Outro exemplo, a roupa - cada vez tenho menos e cada vez gosto mais do que tenho (mas vou deixar este tópico para outro post).



> os minimalistas estabelecem limites

"Uma estratégia para impedir, não digo a entrada, mas a instalação da tralha em casa é estabelecer limitesEstabelecer, por exemplo, que os livros não podem ocupar mais que 4 prateleiras, a roupa interior não pode ocupar mais que 1 gaveta, os lápis e canetas não podem ocupar mais que 1 copo na secretária, e por aí fora..."

Sim, ainda tenho limites cá em casa. Os livros têm de caber todos em sete prateleiras (na foto), a roupa tem de caber no roupeiro embutido e na cómoda Malm de seis gavetas, e por aí fora... Ao estabelecer limites às coisas que entram em casa, conseguimos manter apenas o essencial. E como sabem, mudei de casa há pouco mais de ano e meio para um apartamento maior, mas com uma cozinha mais pequena -  foi a oportunidade perfeita para destralhar ainda mais!


> os minimalistas poupam dinheiro

"As pessoas gastam dinheiro que não têm, para comprar coisas de que não precisam, para impressionar pessoas de quem não gostam."

Quando penso no dinheiro que gastava em coisas, sobretudo em roupa e sapatos, mas também em livros, ebooks, decoração, cursos online, coisas que, na sua maioria, não aproveitei como devia ser, até me dá arrepios!! Mas isso acabou, ou pelo menos, melhorou bastante!

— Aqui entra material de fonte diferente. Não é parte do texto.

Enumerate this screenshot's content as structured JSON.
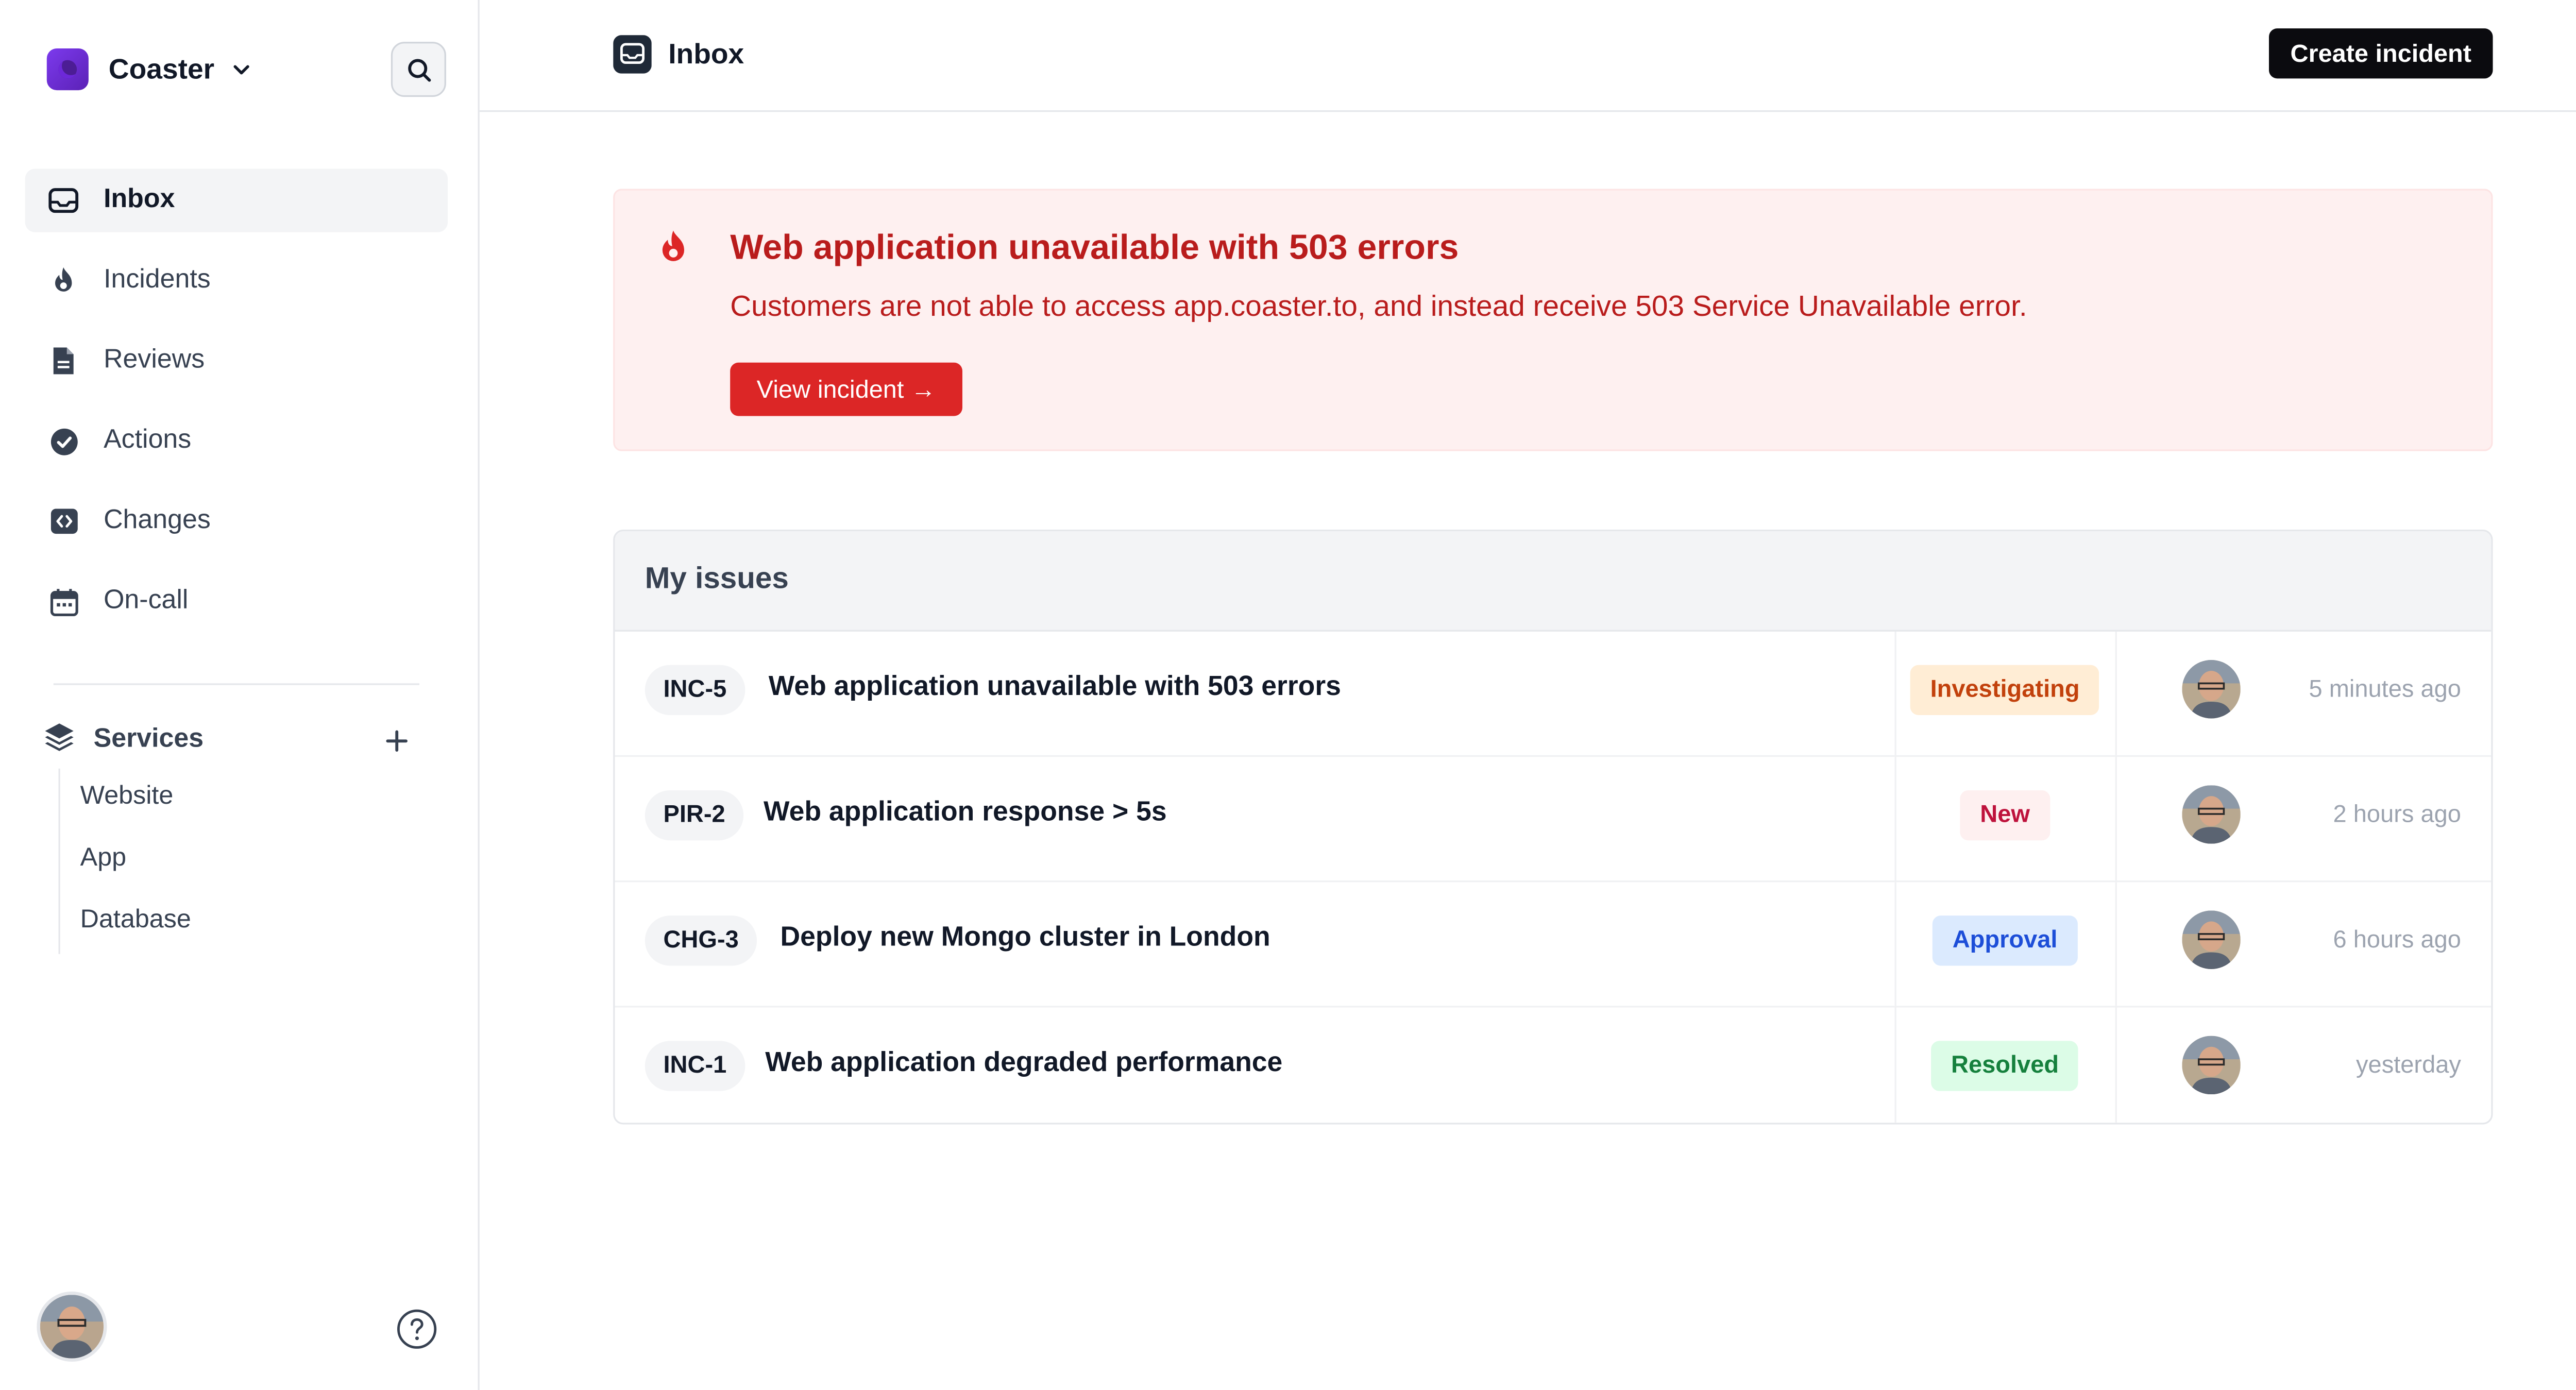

Em relação à roupa, sapatos e malas, por exemplo, prefiro ter menos, mas de melhor qualidade. Prefiro ter duas malas, uma preta e uma castanha, de boa qualidade, clássicas, com um design intemporal, e, sim, caras, do que ter dez malas de várias cores e feitios que ao fim de alguns meses de uso começam a romper e a descolar. Aliás, tenho andado à procura de duas malas, uma preta e uma castanha, boas, caras, intemporais, que me durem muitos e muitos anos, mas ainda não encontrei nada suficientemente bom. A longo prazo, sim, poupa-se dinheiro optando pela qualidade em vez da quantidade.

> os minimalistas gostam de rotinas

"Geralmente ouvimos que as rotinas são restritivas e que devemos viver cada momento da vida à medida que a vida acontece, em vez de a planearmos. Não concordo. Estabelecer rotinas diárias e semanais ajuda-me imenso. As rotinas são de facto um dos aspectos fundamentais de uma vida simples e produtiva."

Há uns dias estive com motards que falavam do fugir às rotinas, como isso é importante, sair do trabalho, fim-de-semana a entrar, pegar na mota e ir por aí; pessoas que mudaram de vida, deixaram as rotinas que tinham e agora só fazem o que querem. Muitas pessoas falam das rotinas como se fosse uma coisa má. Eu discordo e acabo por me sentir um extraterrestre quando digo que adoro as minhas rotinas.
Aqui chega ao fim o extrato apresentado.